One of conventional wisdom’s biggest falsehoods is that Dylan could never sing—I direct the jury to the New Morning and Street Legal albums in an effort to refute this claim. The only thing is, conventional wisdom is now correct: Dylan’s voice has become monotonous and nearly tuneless, and is the biggest reason why I personally can find no use for his last two, near-universally acclaimed “comeback” albums. In concert, this can be overlooked, especially during the songs that don’t suffer from his declamatory cadence. Like many of Dylan’s newer tunes, Love and Theft’s “Summer Days” uses the blues trope of repeating the first line of each verse, making a song of eight-plus verses almost insufferable, especially when it is simply Dylan bellowing braggadocious shit to a woman half his age. Yet classics like “Masters of War” and “The Lonesome Death of Hattie Carroll” have only gained power and relevance over the long stumble of years since they were written, Dylan’s death rattle taking on the befitting tone of the accusatory prophet.

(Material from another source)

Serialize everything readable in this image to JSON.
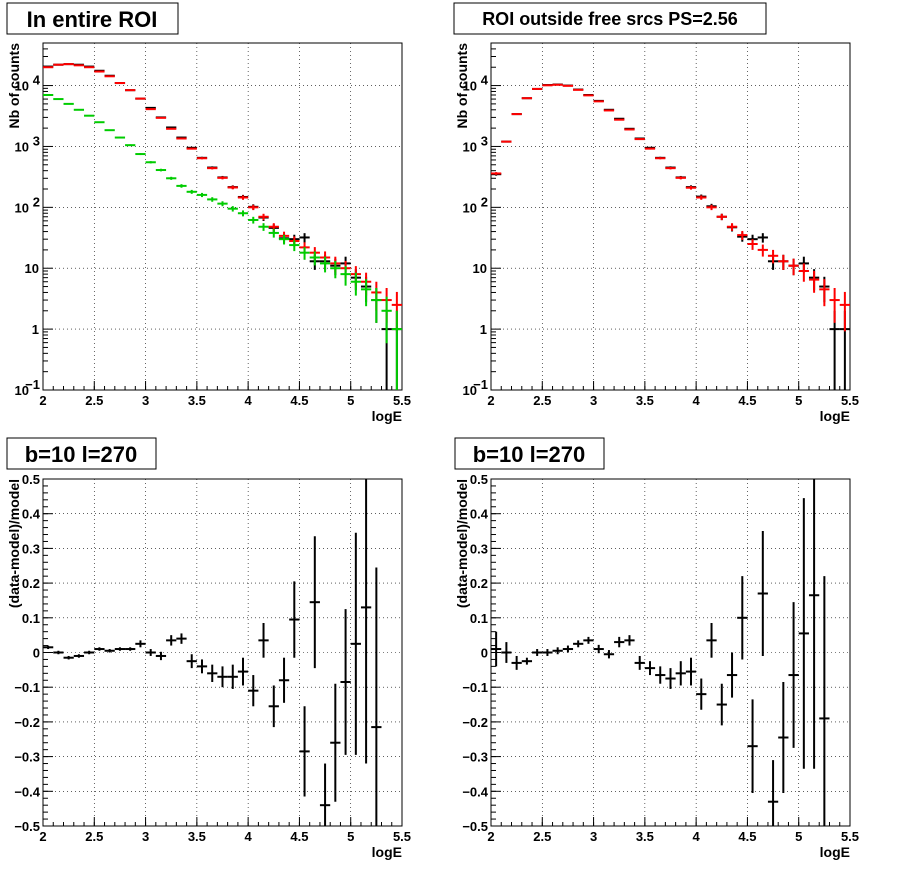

Ironically, as one who hardly ever listens to latter-day Dylan on record, the song that I found most effective this night was “Workingman’s Blues #2,” from last year’s Modern Times. It seemed to sum up Dylan’s current philosophy the best: “You can hang back/Or fight your best on the front line/Sing a little bit of these workingman’s blues.” The so-called Never Ending Tour seems to be a way for Dylan to make sure he’ll die with his boots on.